Three years after the investigation began, Lula was found guilty of the first of five charges against him: that he had been given a beachfront apartment by engineering firm OAS in return for his help in winning contracts with Petrobras.
Lula has been sentenced to 12 years in prison - and began his sentence on 7 April with the judges ruling he should not be free during the appeals process.
But Lula, who denies all charges, says the investigation and trial were politically motivated to prevent him from running for president again in the next election.
Lula isn't the only one to have held the presidency to face investigation right now: the two people who followed in his footsteps are facing corruption allegations of their own.
The attorney general has charged current President Michel Temer - the former vice-president who took office in August last year - with receiving money from the boss of giant meatpacking firm JBS, which itself is already implicated in a corruption scandal.
The charges have been delivered to a Supreme Court judge who must now decide if the case can be sent to the lower house of parliament, which will decide whether or not to lift his presidential immunity.
Mr Temer denies all charges.
And then there are the separate allegations which saw his predecessor Dilma Rousseff - who followed Lula into office after he had served two terms - impeached in August 2016.
What led to Rousseff being impeached?
Entirely separate to the Operation Car Wash allegations, Ms Rousseff - a close ally of Lula - found herself in trouble for allegedly moving funds between government budgets, which is illegal under Brazilian law.
She argued this was common practice among presidents, but her critics said she was trying to plug deficit holes in popular social programmes to boost her chances of being re-elected in 2014.
Ms Rousseff fought the allegations, arguing that her right-wing rivals had been trying to remove her from office ever since her re-election.
But she lost - and her vice-president, Mr Temer, of the centre-right PMDB party, was put in charge until January 2019, when the president to be elected in a vote next year will take office.
However, Ms Rousseff's supporters do posit another theory when it comes to her fall from grace: they allege that the politician's rivals wanted her gone because she would not shield them from the Car Wash probe.
Anything else you need to know?
Yes - there is one more scandal which involves those at the highest level: Odebrecht, which has also been caught in Operation Car Wash.
The Brazilian-based construction giant, which is Latin America's largest construction conglomerate, has admitted bribing officials to secure contracts in Brazil and other countries in South America.
One of the companies it is said to have bribed?
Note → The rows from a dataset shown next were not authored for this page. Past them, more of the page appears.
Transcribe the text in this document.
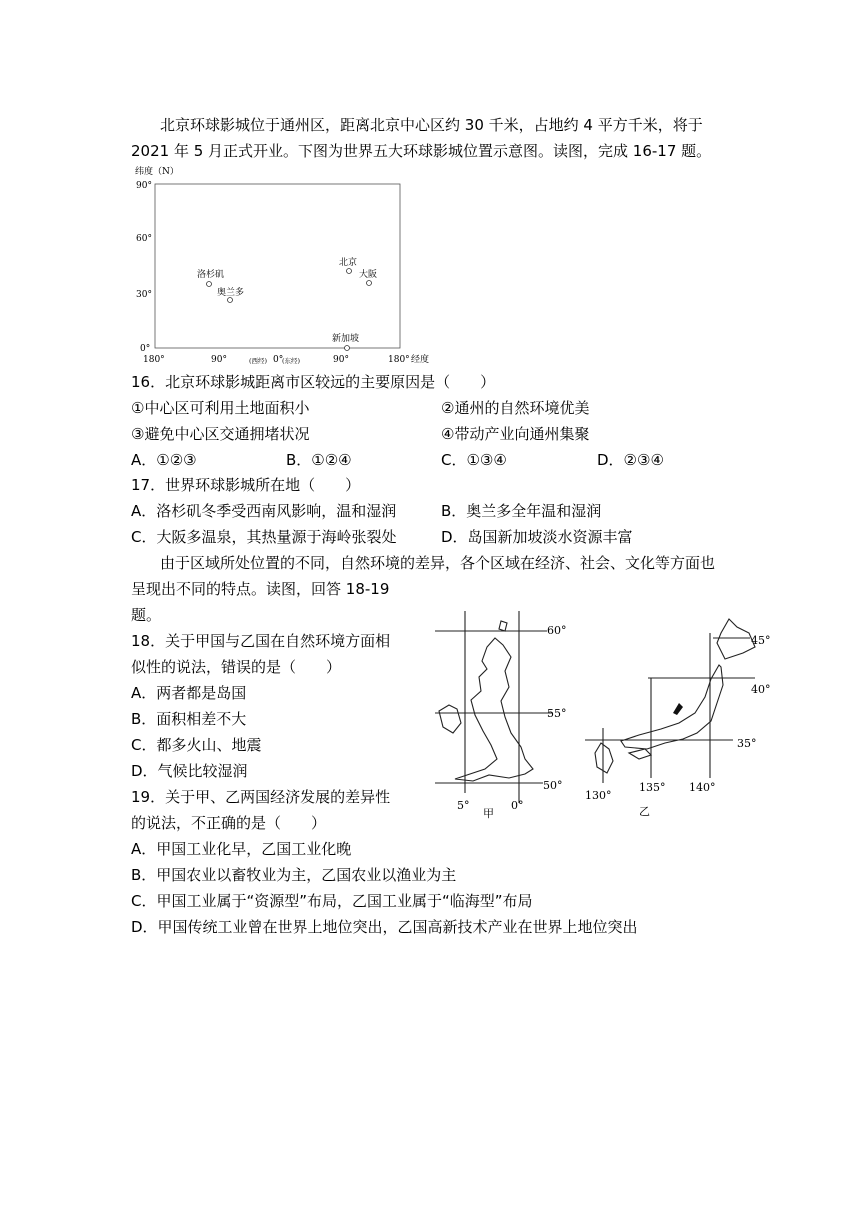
北京环球影城位于通州区，距离北京中心区约 30 千米，占地约 4 平方千米，将于
2021 年 5 月正式开业。下图为世界五大环球影城位置示意图。读图，完成 16-17 题。
纬度（N）
90°
60°
30°
0°
180°	90°	(西经) 0°
(东经)	90°	180° 经度
洛杉矶
奥兰多
北京
大阪
新加坡
16．北京环球影城距离市区较远的主要原因是（　　）
①中心区可利用土地面积小	②通州的自然环境优美
③避免中心区交通拥堵状况	④带动产业向通州集聚
A．①②③	B．①②④	C．①③④	D．②③④
17．世界环球影城所在地（　　）
A．洛杉矶冬季受西南风影响，温和湿润	B．奥兰多全年温和湿润
C．大阪多温泉，其热量源于海岭张裂处	D．岛国新加坡淡水资源丰富
由于区域所处位置的不同，自然环境的差异，各个区域在经济、社会、文化等方面也
呈现出不同的特点。读图，回答 18-19
题。
18．关于甲国与乙国在自然环境方面相
似性的说法，错误的是（　　）
A．两者都是岛国
B．面积相差不大
C．都多火山、地震
D．气候比较湿润
60°
55°
50°
5°	0°
甲
45°
40°
35°
130°
135° 140°
乙
19．关于甲、乙两国经济发展的差异性
的说法，不正确的是（　　）
A．甲国工业化早，乙国工业化晚
B．甲国农业以畜牧业为主，乙国农业以渔业为主
C．甲国工业属于“资源型”布局，乙国工业属于“临海型”布局
D．甲国传统工业曾在世界上地位突出，乙国高新技术产业在世界上地位突出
Petrobras.
In fact, its former CEO, Marcelo Odebrecht, who is serving a 19-year prison sentence for corruption, was found guilty of paying more than $30m (£21m) in bribes to Petrobras officials in exchange for contracts and influence.
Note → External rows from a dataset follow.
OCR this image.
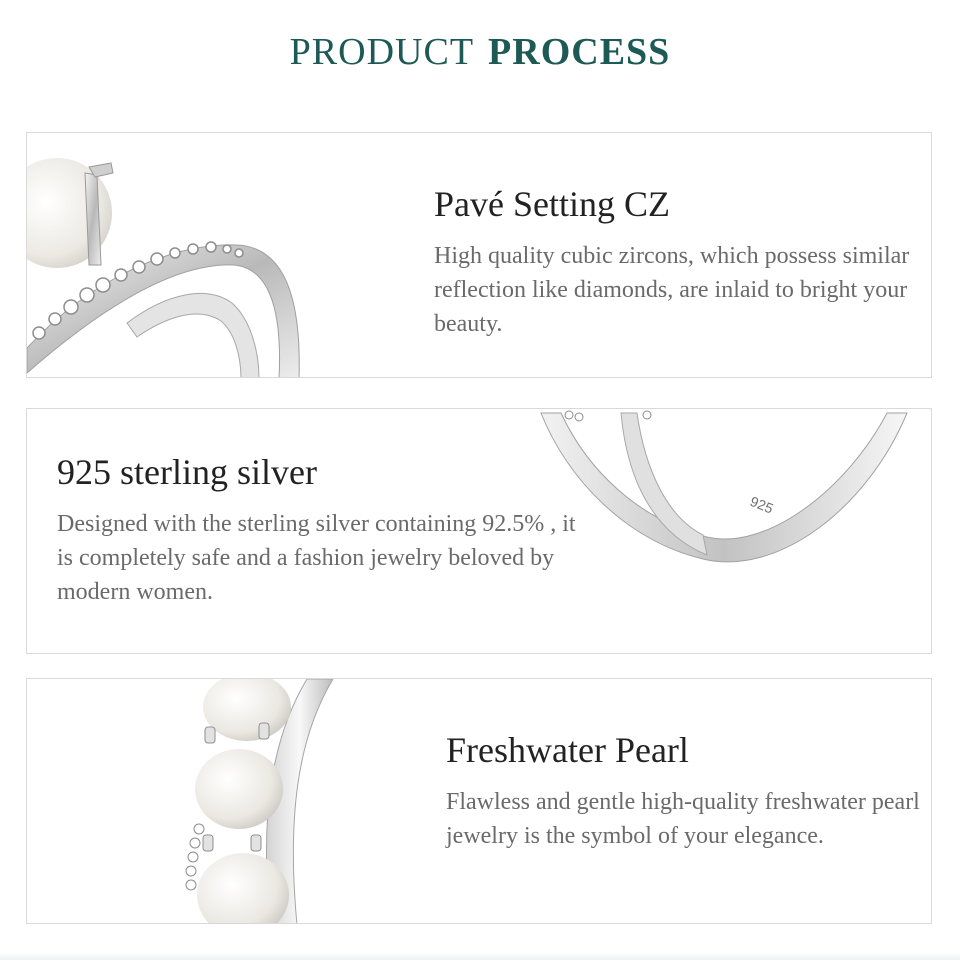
PRODUCT PROCESS
Pavé Setting CZ

High quality cubic zircons, which possess similar reflection like diamonds, are inlaid to bright your beauty.

925 sterling silver

Designed with the sterling silver containing 92.5% , it is completely safe and a fashion jewelry beloved by modern women.

925
Freshwater Pearl

Flawless and gentle high-quality freshwater pearl jewelry is the symbol of your elegance.
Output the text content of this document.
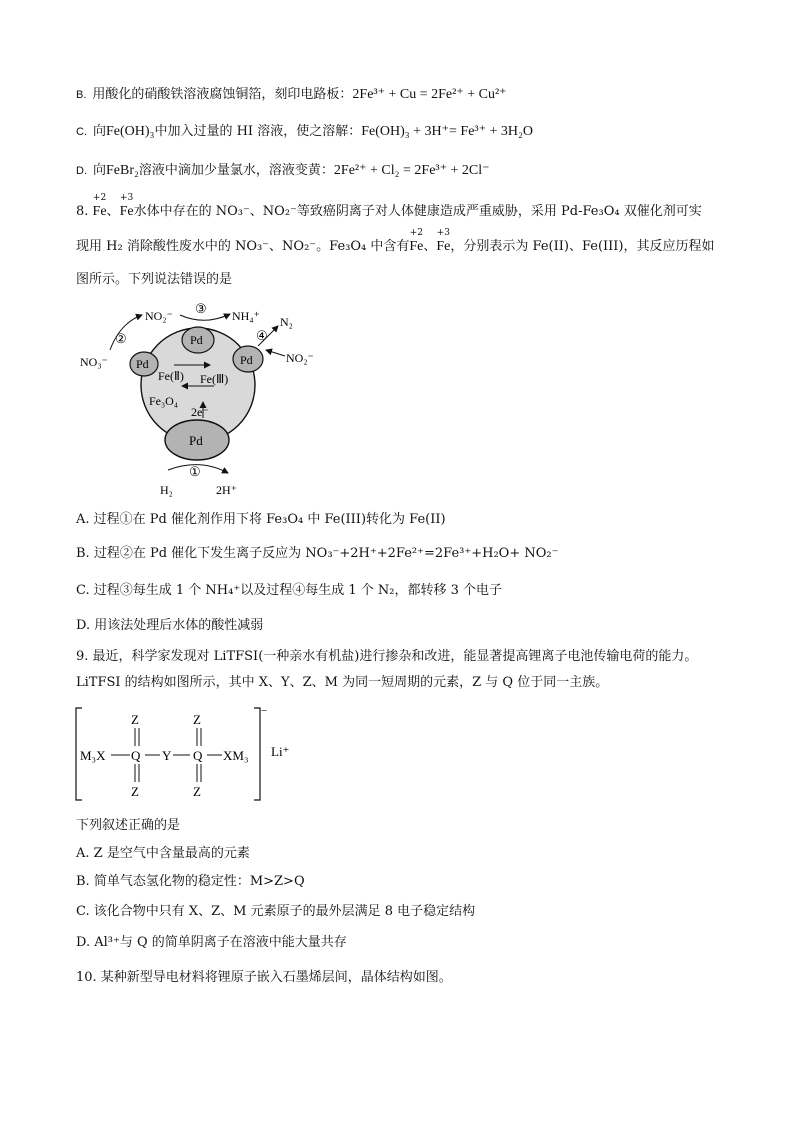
B. 用酸化的硝酸铁溶液腐蚀铜箔，刻印电路板：2Fe³⁺ + Cu = 2Fe²⁺ + Cu²⁺
C. 向Fe(OH)₃中加入过量的 HI 溶液，使之溶解：Fe(OH)₃ + 3H⁺= Fe³⁺ + 3H₂O
D. 向FeBr₂溶液中滴加少量氯水，溶液变黄：2Fe²⁺ + Cl₂ = 2Fe³⁺ + 2Cl⁻
8.
+2
Fe、
+3
Fe水体中存在的 NO₃⁻、NO₂⁻等致癌阴离子对人体健康造成严重威胁，采用 Pd-Fe₃O₄ 双催化剂可实
现用 H₂ 消除酸性废水中的 NO₃⁻、NO₂⁻。Fe₃O₄ 中含有
+2
Fe、
+3
Fe，分别表示为 Fe(II)、Fe(III)，其反应历程如
图所示。下列说法错误的是
Pd
Pd
Pd
Pd
Fe(Ⅱ) Fe(Ⅲ)
Fe₃O₄
2e⁻
NO₃⁻
②
NO₂⁻ ③ NH₄⁺
④
N₂
NO₂⁻
①
H₂	2H⁺
A. 过程①在 Pd 催化剂作用下将 Fe₃O₄ 中 Fe(III)转化为 Fe(II)
B. 过程②在 Pd 催化下发生离子反应为 NO₃⁻+2H⁺+2Fe²⁺=2Fe³⁺+H₂O+ NO₂⁻
C. 过程③每生成 1 个 NH₄⁺以及过程④每生成 1 个 N₂，都转移 3 个电子
D. 用该法处理后水体的酸性减弱
9. 最近，科学家发现对 LiTFSI(一种亲水有机盐)进行掺杂和改进，能显著提高锂离子电池传输电荷的能力。
LiTFSI 的结构如图所示，其中 X、Y、Z、M 为同一短周期的元素，Z 与 Q 位于同一主族。
−
Li⁺
M₃X Q
Z
Z
Y Q
Z
Z
XM₃
下列叙述正确的是
A. Z 是空气中含量最高的元素
B. 简单气态氢化物的稳定性：M>Z>Q
C. 该化合物中只有 X、Z、M 元素原子的最外层满足 8 电子稳定结构
D. Al³⁺与 Q 的简单阴离子在溶液中能大量共存
10. 某种新型导电材料将锂原子嵌入石墨烯层间，晶体结构如图。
He and 76 other Odebrecht officials are giving investigators information as part of a plea deal.
Mr Odebrecht may also yet bring down another president: he says part of the $48m he donated to both Ms Rousseff's and Mr Temer's campaigns in the 2014 Brazilian presidential election was illegal.
This is now under investigation by Brazil's electoral court. If fraud is found, their campaigns could be annulled, which means that Mr Temer would be removed from office.
Both Mr Temer and Ms Rousseff deny all allegations of fraud.